View larger version (27K): [in this window] [in a new window]   Figure 1. Gel chromatographic separation and SDS-PAGE analysis of hirudin–H18/7 IgG immunoconjugate. A, Separation of immunoconjugate from free hirudin on Sephadex G-75. Following the cross-linking reaction, free hirudin was removed from the mixture by applying the sample (2-3 mL) to a Sephadex G-75 column (1.5x40 cm) with DPBS buffer. One-milliliter fractions were collected and OD280 was recorded (solid line). Hirudin (anti-thrombin) activity of selected fractions was quantitated () with the Spectrozyme chromogenic assay. Column precalibration showed elution of unconjugated IgG in fractions 28-32 (void volume) and free hirudin (standard) in a broad peak spanning fractions 45-62. Data represent mean values from 1 of 8 similar preparations. B, Electrophoresis of void-volume activity peak. Pooled fractions 28-32 were analyzed by SDS-PAGE (4-15%) under reducing conditions. Lane 1, unconjugated H18/7 IgG; lane 2, immunoconjugate. Note presence of released hirudin (arrow) in reduced immunoconjugate sample.
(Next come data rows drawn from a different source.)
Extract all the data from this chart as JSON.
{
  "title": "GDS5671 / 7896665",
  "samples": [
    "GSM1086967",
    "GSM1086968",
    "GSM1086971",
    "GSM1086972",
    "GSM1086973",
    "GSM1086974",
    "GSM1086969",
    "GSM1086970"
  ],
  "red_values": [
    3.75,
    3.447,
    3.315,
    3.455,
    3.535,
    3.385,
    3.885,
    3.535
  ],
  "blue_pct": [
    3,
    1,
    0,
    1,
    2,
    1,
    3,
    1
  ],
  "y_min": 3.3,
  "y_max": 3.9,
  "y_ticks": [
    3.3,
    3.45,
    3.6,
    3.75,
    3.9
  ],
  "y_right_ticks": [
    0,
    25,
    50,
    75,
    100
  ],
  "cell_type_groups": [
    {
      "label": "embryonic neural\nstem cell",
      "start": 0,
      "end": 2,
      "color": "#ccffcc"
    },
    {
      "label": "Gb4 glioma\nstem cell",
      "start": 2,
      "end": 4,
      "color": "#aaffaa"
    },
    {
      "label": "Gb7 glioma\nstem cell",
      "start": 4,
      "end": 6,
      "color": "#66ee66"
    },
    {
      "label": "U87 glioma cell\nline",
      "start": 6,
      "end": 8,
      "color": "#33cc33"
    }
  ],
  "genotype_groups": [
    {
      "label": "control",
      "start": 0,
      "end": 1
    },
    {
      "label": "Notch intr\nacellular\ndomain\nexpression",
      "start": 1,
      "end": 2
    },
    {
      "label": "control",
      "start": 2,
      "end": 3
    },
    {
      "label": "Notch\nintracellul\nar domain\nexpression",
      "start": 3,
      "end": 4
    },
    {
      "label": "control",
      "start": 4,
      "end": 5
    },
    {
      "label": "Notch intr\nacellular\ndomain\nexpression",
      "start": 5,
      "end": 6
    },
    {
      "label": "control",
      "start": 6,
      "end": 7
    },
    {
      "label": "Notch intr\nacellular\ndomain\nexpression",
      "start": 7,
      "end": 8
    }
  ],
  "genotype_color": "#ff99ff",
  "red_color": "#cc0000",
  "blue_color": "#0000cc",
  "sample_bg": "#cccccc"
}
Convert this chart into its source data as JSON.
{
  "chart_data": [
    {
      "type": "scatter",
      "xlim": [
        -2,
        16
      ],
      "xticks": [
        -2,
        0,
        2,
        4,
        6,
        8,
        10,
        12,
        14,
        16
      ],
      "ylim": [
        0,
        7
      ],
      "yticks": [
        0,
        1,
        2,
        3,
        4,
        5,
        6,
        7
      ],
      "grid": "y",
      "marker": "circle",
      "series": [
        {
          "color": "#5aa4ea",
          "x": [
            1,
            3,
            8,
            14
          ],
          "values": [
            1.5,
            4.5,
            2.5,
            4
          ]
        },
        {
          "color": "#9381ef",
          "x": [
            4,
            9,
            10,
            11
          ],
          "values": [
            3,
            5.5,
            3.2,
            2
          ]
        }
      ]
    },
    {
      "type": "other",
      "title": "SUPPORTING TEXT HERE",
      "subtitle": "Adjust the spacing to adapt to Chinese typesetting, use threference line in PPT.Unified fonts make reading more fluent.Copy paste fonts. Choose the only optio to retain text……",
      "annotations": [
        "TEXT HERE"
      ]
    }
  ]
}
When the immunoconjugate-containing peak was evaluated by 4% to 15% SDS-PAGE under nonreducing conditions, only one band was seen at approximately 150 kD. Under reducing conditions, three bands appeared, one at 50 kD (IgG heavy chain), the second at 25 kD (IgG light chain), and the third at 10 kD (free hirudin, Fig 1B). Eight separate H18/7-hirudin conjugates were prepared, the anti-thrombin activities of which ranged from 27 to 115 µg per milligram protein, corresponding to an average specific activity of roughly 1 molecule of hirudin per 1 molecule of IgG. At least two different preparations of immunoconjugate were utilized in each experimental study described below.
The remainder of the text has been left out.